Se você está passando pelo seu momento de crucificação ou pelo seu exílio em Patmos, levante a cabeça. A promessa de Apocalipse 21:4 é a âncora da nossa alma. Deus está no controle, e Ele é pessoal o suficiente para tocar o seu rosto e limpar suas lágrimas. Não desista agora. A eternidade que nos espera é infinitamente maior do que qualquer aflição momentânea. Que esta palavra renove a sua força e que a esperança da vida eterna, onde não haverá mais pranto nem dor, seja o combustível para você continuar caminhando até o dia em que o veremos face a face. Amém.
Oração final
Senhor Deus, Todo-Poderoso, nós Te agradecemos por Tua Palavra que é bálsamo para as nossas feridas.

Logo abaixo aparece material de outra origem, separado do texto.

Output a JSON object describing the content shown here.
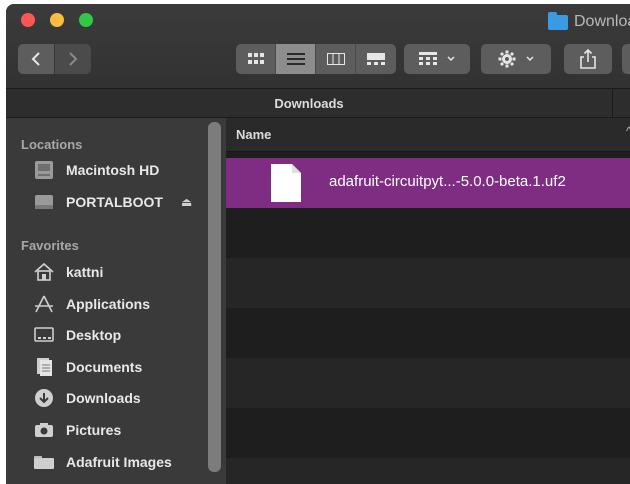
{
  "window": {
    "title": "Downloads"
  },
  "toolbar": {
    "back_icon": "chevron-left-icon",
    "forward_icon": "chevron-right-icon",
    "view_modes": [
      "icon-view-icon",
      "list-view-icon",
      "column-view-icon",
      "gallery-view-icon"
    ],
    "active_view": "list-view-icon",
    "group_icon": "group-grid-icon",
    "action_icon": "gear-icon",
    "share_icon": "share-icon"
  },
  "pathbar": {
    "current": "Downloads"
  },
  "sidebar": {
    "locations_title": "Locations",
    "locations": [
      {
        "label": "Macintosh HD",
        "icon": "hard-drive-icon"
      },
      {
        "label": "PORTALBOOT",
        "icon": "external-drive-icon",
        "eject": "⏏"
      }
    ],
    "favorites_title": "Favorites",
    "favorites": [
      {
        "label": "kattni",
        "icon": "home-icon"
      },
      {
        "label": "Applications",
        "icon": "applications-icon"
      },
      {
        "label": "Desktop",
        "icon": "desktop-icon"
      },
      {
        "label": "Documents",
        "icon": "documents-icon"
      },
      {
        "label": "Downloads",
        "icon": "downloads-icon"
      },
      {
        "label": "Pictures",
        "icon": "pictures-icon"
      },
      {
        "label": "Adafruit Images",
        "icon": "folder-icon"
      }
    ]
  },
  "filelist": {
    "column_name": "Name",
    "sort_indicator": "^",
    "files": [
      {
        "name": "adafruit-circuitpyt...-5.0.0-beta.1.uf2",
        "selected": true,
        "icon": "document-icon"
      }
    ]
  },
  "colors": {
    "selection": "#7e2d82",
    "window_bg": "#1e1e1e",
    "sidebar_bg": "#3a3a3a",
    "toolbar_bg": "#3b3b3b"
  }
}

Obrigado porque, em meio às nossas cruzes e exílios, o Senhor nos dá a visão da Nova Jerusalém. Pai, estende a Tua mão sobre cada irmão e irmã que chora neste momento. Que o Teu Espírito Santo console os corações aflitos, traga paz aos que estão em luto e renove a esperança daqueles que sentem que a dor nunca terá fim. Cremos na promessa de que o Senhor enxugará toda lágrima e que a alegria da Tua presença é a nossa força. Oramos em nome de Jesus, Aquele que venceu a morte e nos garantiu a eternidade. Amém!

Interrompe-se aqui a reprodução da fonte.